Mais plus que cela, la DGI ne devrait accorder sa catégorisation qu’après un examen poussé de la situation des demandeurs sur plusieurs aspects. Concrètement, dès la mise en place du dispositif, les contribuables intéressés devront adresser une demande accompagnée de documents basiques qui attestent de la régularité de leur situation fiscale.

Par la suite, le candidat à la catégorisation doit transmettre à la DGI un dossier plus fourni formé de trois éléments. En premier lieu, il s’agit de dresser un historique de la relation avec le fisc en retraçant l’ensemble des vérifications, des contentieux, des recouvrements ou encore des arriérés cumulés. En requérant ce document, l’idée pour l’administration est d’évaluer le comportement fiscal du demandeur.

En second lieu, le candidat à la catégorisation doit fournir un rapport d’audit comptable et financier. Celui-ci renseignera l’administration sur la transparence et la clarté des états de synthèse de l’entreprise, sur le degré de normalisation de sa comptabilité ou encore sur l’appréciation des commissaires aux comptes de sa situation. Tous ces éléments sont en fait déjà disponibles pour toute entreprise devant tenir une comptabilité soumise au commissariat au compte. En revanche, les autres entités ont l’obligation d’élaborer ce type de rapport pour les besoins de la demande de catégorisation.
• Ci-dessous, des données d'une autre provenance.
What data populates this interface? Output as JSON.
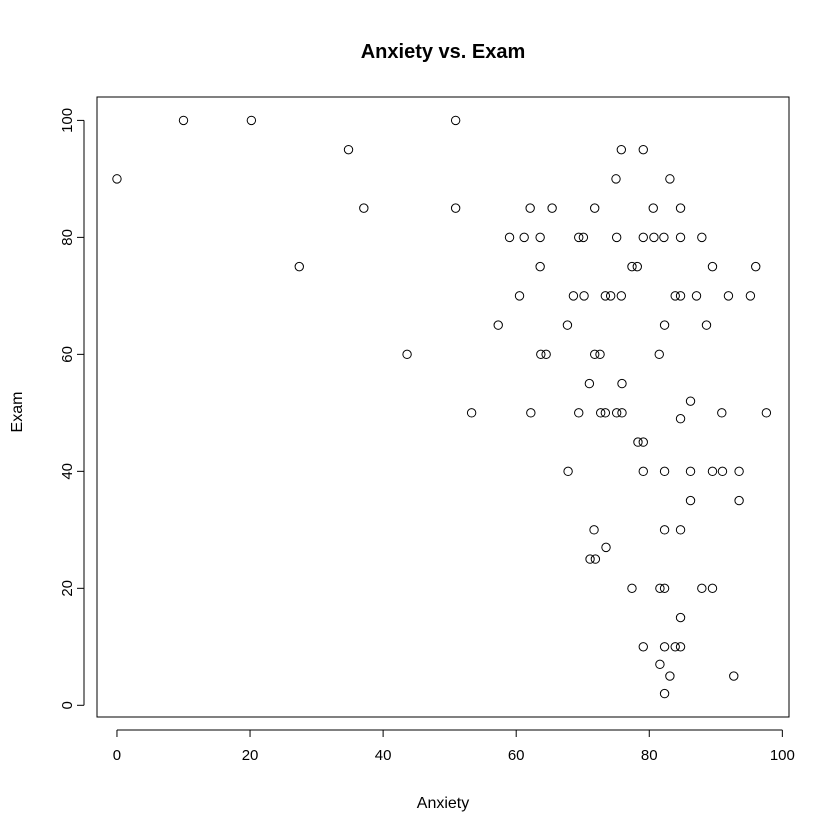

En dernier lieu, le candidat est tenu de constituer un rapport de diagnostic économique et social. Celui-ci doit dresser l’impact (positif et négatif) de l’entreprise sur son environnement autant sur le plan économique (création d’emplois, investissement généré…) que social (versement de cotisations CNSS, avantages au personnel…). La DGI ne fournit pas de canevas spécifique pour ce rapport. Cependant, une liste précise de points à traiter a été arrêtée. L’administration sera par ailleurs vigilante sur la spécialisation des cabinets devant assister les entreprises dans l’élaboration de ce diagnostic.

Il va sans dire que toutes les informations fournies par le demandeur de catégorisation seront recoupées avec celles dont dispose l’administration. Ces données seront par la suite analysées par une commission rassemblant, entre autres, des représentants de l’administration centrale et de la direction régionale des impôts concernée par la demande. Il en ressortira une note pour l’intéressé qui le fait adhérer ou non à l’une des deux catégories prévues par le dispositif.